Эвмесвиль — страница 31 из 80

Иногда я проигрываю подобные сцены в луминаре — скажем, эпизоды из истории римских цезарей или из русской истории в канун и непосредственно после Красной революции. Я запираю дверь, занавешиваю окна — и передо мной разверзается бездна.

Я беру на себя роль монарха, например, Нерона — с того момента, когда ему сообщают, что его личная охрана сбежала. Это один из последних предупреждающих знаков. Теперь во дворце становится очень одиноко, зловеще. Никто из друзей, никто из облеченных властью лиц больше не откликается на призывы. Осталось лишь несколько вольноотпущенников; они надеются, что конец уже близок.

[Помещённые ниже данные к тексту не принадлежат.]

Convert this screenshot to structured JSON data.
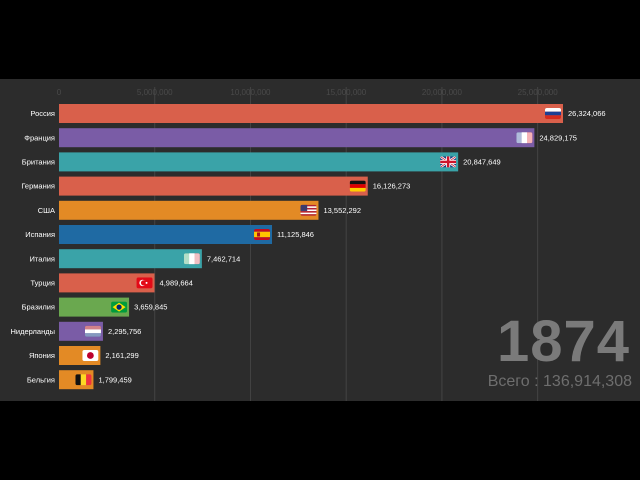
{
  "chart_data": {
    "type": "bar",
    "orientation": "horizontal",
    "year": "1874",
    "total_label": "Всего : 136,914,308",
    "categories": [
      "Россия",
      "Франция",
      "Британия",
      "Германия",
      "США",
      "Испания",
      "Италия",
      "Турция",
      "Бразилия",
      "Нидерланды",
      "Япония",
      "Бельгия"
    ],
    "values": [
      26324066,
      24829175,
      20847649,
      16126273,
      13552292,
      11125846,
      7462714,
      4989664,
      3659845,
      2295756,
      2161299,
      1799459
    ],
    "value_labels": [
      "26,324,066",
      "24,829,175",
      "20,847,649",
      "16,126,273",
      "13,552,292",
      "11,125,846",
      "7,462,714",
      "4,989,664",
      "3,659,845",
      "2,295,756",
      "2,161,299",
      "1,799,459"
    ],
    "colors": [
      "#d9604b",
      "#7a5ca6",
      "#3aa3a8",
      "#d9604b",
      "#e38a25",
      "#1f6aa3",
      "#3aa3a8",
      "#d9604b",
      "#6aa84f",
      "#7a5ca6",
      "#e38a25",
      "#e38a25"
    ],
    "flags": [
      "russia-flag",
      "france-flag",
      "uk-flag",
      "germany-flag",
      "usa-flag",
      "spain-flag",
      "italy-flag",
      "turkey-flag",
      "brazil-flag",
      "netherlands-flag",
      "japan-flag",
      "belgium-flag"
    ],
    "x_ticks": [
      0,
      5000000,
      10000000,
      15000000,
      20000000,
      25000000
    ],
    "x_tick_labels": [
      "0",
      "5,000,000",
      "10,000,000",
      "15,000,000",
      "20,000,000",
      "25,000,000"
    ],
    "xlim": [
      0,
      26324066
    ],
    "grid": true,
    "grid_color": "#444444",
    "panel_color": "#2c2c2c"
  }
}
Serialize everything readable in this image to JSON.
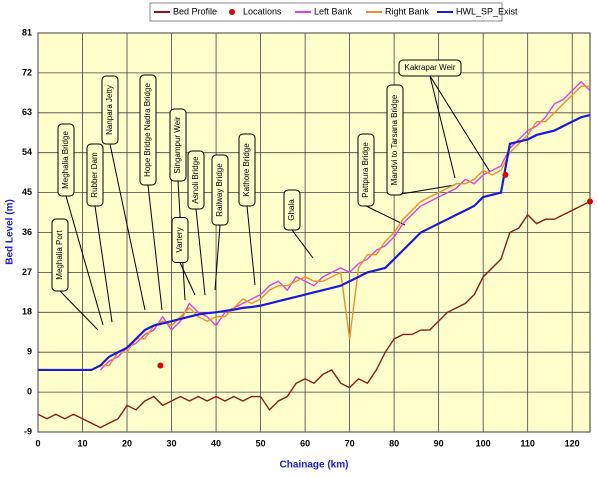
{
  "chart_data": {
    "type": "line",
    "legend": "top",
    "xlabel": "Chainage (km)",
    "ylabel": "Bed Level (m)",
    "xlim": [
      0,
      124
    ],
    "ylim": [
      -9,
      81
    ],
    "xticks": [
      0,
      10,
      20,
      30,
      40,
      50,
      60,
      70,
      80,
      90,
      100,
      110,
      120
    ],
    "yticks": [
      -9,
      0,
      9,
      18,
      27,
      36,
      45,
      54,
      63,
      72,
      81
    ],
    "grid": true,
    "x": [
      0,
      2,
      4,
      6,
      8,
      10,
      12,
      14,
      16,
      18,
      20,
      22,
      24,
      26,
      28,
      30,
      32,
      34,
      36,
      38,
      40,
      42,
      44,
      46,
      48,
      50,
      52,
      54,
      56,
      58,
      60,
      62,
      64,
      66,
      68,
      70,
      72,
      74,
      76,
      78,
      80,
      82,
      84,
      86,
      88,
      90,
      92,
      94,
      96,
      98,
      100,
      102,
      104,
      106,
      108,
      110,
      112,
      114,
      116,
      118,
      120,
      122,
      124
    ],
    "series": [
      {
        "name": "Bed Profile",
        "color": "#8b1a1a",
        "values": [
          -5,
          -6,
          -5,
          -6,
          -5,
          -6,
          -7,
          -8,
          -7,
          -6,
          -3,
          -4,
          -2,
          -1,
          -3,
          -2,
          -1,
          -2,
          -1,
          -2,
          -1,
          -2,
          -1,
          -2,
          -1,
          -1,
          -4,
          -2,
          -1,
          2,
          3,
          2,
          4,
          5,
          2,
          1,
          3,
          2,
          5,
          9,
          12,
          13,
          13,
          14,
          14,
          16,
          18,
          19,
          20,
          22,
          26,
          28,
          30,
          36,
          37,
          40,
          38,
          39,
          39,
          40,
          41,
          42,
          43
        ]
      },
      {
        "name": "Locations",
        "color": "#e00000",
        "type": "scatter",
        "x": [
          27.5,
          105,
          124
        ],
        "values": [
          6,
          49,
          43
        ]
      },
      {
        "name": "Left Bank",
        "color": "#e040e0",
        "values": [
          null,
          null,
          null,
          null,
          null,
          null,
          null,
          5,
          7,
          8,
          10,
          11,
          13,
          14,
          17,
          14,
          16,
          20,
          18,
          17,
          15,
          18,
          19,
          20,
          21,
          22,
          24,
          25,
          23,
          26,
          25,
          24,
          26,
          27,
          28,
          27,
          29,
          30,
          32,
          33,
          35,
          38,
          40,
          42,
          43,
          44,
          45,
          46,
          48,
          47,
          49,
          50,
          51,
          55,
          57,
          59,
          60,
          62,
          65,
          66,
          68,
          70,
          68
        ]
      },
      {
        "name": "Right Bank",
        "color": "#f0902a",
        "values": [
          null,
          null,
          null,
          null,
          null,
          null,
          null,
          6,
          6,
          9,
          9,
          12,
          12,
          15,
          16,
          15,
          17,
          19,
          17,
          16,
          17,
          17,
          19,
          21,
          20,
          21,
          23,
          24,
          24,
          25,
          26,
          25,
          25,
          26,
          27,
          12,
          28,
          31,
          31,
          34,
          36,
          39,
          41,
          43,
          44,
          45,
          46,
          47,
          47,
          48,
          50,
          49,
          50,
          54,
          56,
          58,
          61,
          61,
          63,
          65,
          67,
          69,
          69
        ]
      },
      {
        "name": "HWL_SP_Exist",
        "color": "#1a1ae0",
        "values": [
          5,
          5,
          5,
          5,
          5,
          5,
          5,
          6,
          8,
          9,
          10,
          12,
          14,
          15,
          15.5,
          16,
          16.5,
          17,
          17.5,
          17.8,
          18,
          18.3,
          18.6,
          19,
          19.2,
          19.5,
          20,
          20.5,
          21,
          21.5,
          22,
          22.5,
          23,
          23.5,
          24,
          25,
          26,
          27,
          27.5,
          28,
          30,
          32,
          34,
          36,
          37,
          38,
          39,
          40,
          41,
          42,
          44,
          44.5,
          45,
          56,
          56.5,
          57,
          58,
          58.5,
          59,
          60,
          61,
          62,
          62.5
        ]
      }
    ],
    "annotations": [
      "Meghalia Port",
      "Meghalia Bridge",
      "Rubber Dam",
      "Nanpara Jetty",
      "Hope Bridge Nadra Bridge",
      "Singampur Weir",
      "Vartery",
      "Asnoli Bridge",
      "Railway Bridge",
      "Kathore Bridge",
      "Ghala",
      "Pattpura Bridge",
      "Mandvi to Tarsana Bridge",
      "Kakrapar Weir"
    ]
  }
}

Цезарь менее любого другого человека на всем белом свете способен найти для себя убежище. Поразительно, что именно теперь — оставшись один в целом мире — он становится похож на анарха. Хотя страх смерти наваливается на его плечи огромным грузом, ему еще удаются величественные à parts[165]. Даже когда удары копыт возвещают о прибытии преследователей, Нерон цитирует подходящий гомеровский стих: «Коней, стремительно скачущих, топот мне слух поражает»[166]. И потом произносит гениальное: «Qualis artifex pereo»[167].

Он слишком слаб, слишком неловок, чтобы заколоться мечом; секретарь Эпафродит направляет его руку. Этого благодетеля, впрочем, Домициан после прикажет казнить.

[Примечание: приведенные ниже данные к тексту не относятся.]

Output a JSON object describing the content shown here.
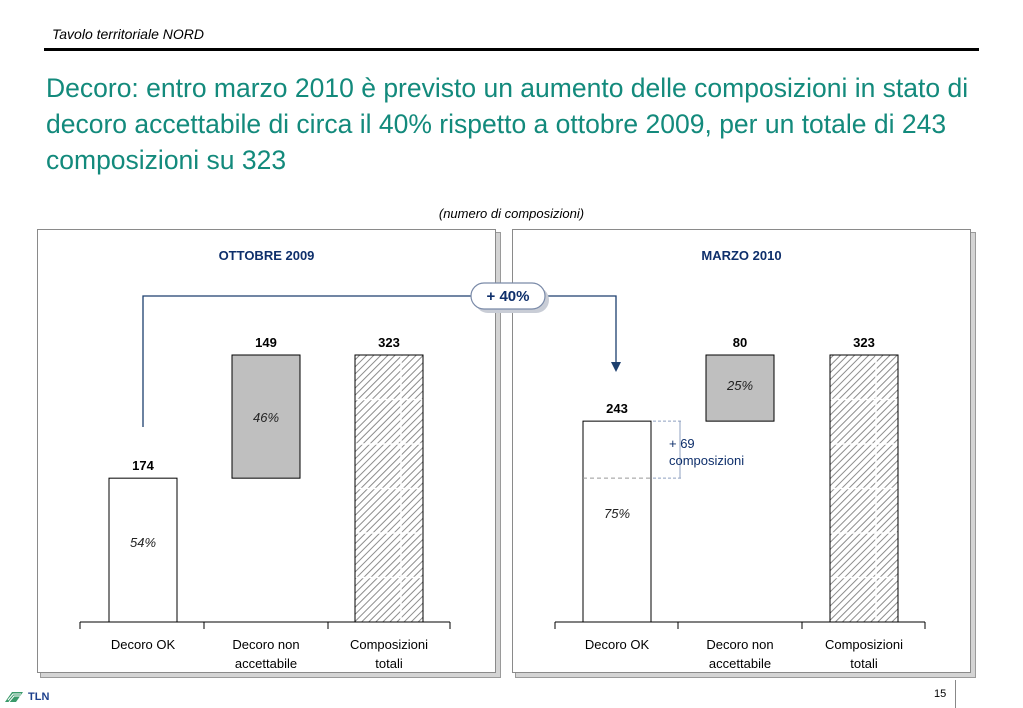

Мне бы не хотелось оказаться впутанным в подобные распри и услышать потом от Кондора: «Вот она, верность!» — как услышал от Нерона тот центурион, чье поведение на самом деле было более чем двусмысленно[168].


*

Если тревогу объявят, когда я буду находиться не в цитадели, а в городе, ситуация для меня упростится — и не только потому, что я смогу отправиться в собственную цитадель, когда мне заблагорассудится. В этом случае мне даже не пришлось бы долго раздумывать над своими дальнейшими действиями, потому что меня ждал бы запечатанный приказ. В Центральном банке, в одной из ячеек, хранится предназначенный для меня конверт. В моем фонофоре зашифровано кодовое слово, которое обеспечит мне доступ к ячейке.

Получив вызов по фонофору, я прерву свою деятельность или свое бездельничанье и отправлюсь в банк. Если газетные киоски будут открыты, я куплю номер «Крапивника» и по дороге разорву его на две части, которые выброшу у ближайшего узлового пункта.

Я отмечаю эти мелочи, поскольку они, как и многое другое, свидетельствуют о свойственном Домо рационализме. То, что «Крапивник» станет отвратительным, как только «развернется знамя свободы», не подлежит никакому сомнению; могу держать пари, что мой братец уже сейчас хранит в ящике письменного стола «Призыв» к согражданам, пусть и зашифрованный.

Если на перекрестках будет валяться разорванный «Крапивник», эта картина врежется в память тысяч проходящих мимо людей. И у них останется впечатление, что Кондор тут ни при чем; что это инициатива снизу, из безымянной массы: журнал, дескать, порвал какой-то прохожий. В знак предупреждения и одновременно презрения. Рывок за «ленту, на которой он (этот вымпел) реял».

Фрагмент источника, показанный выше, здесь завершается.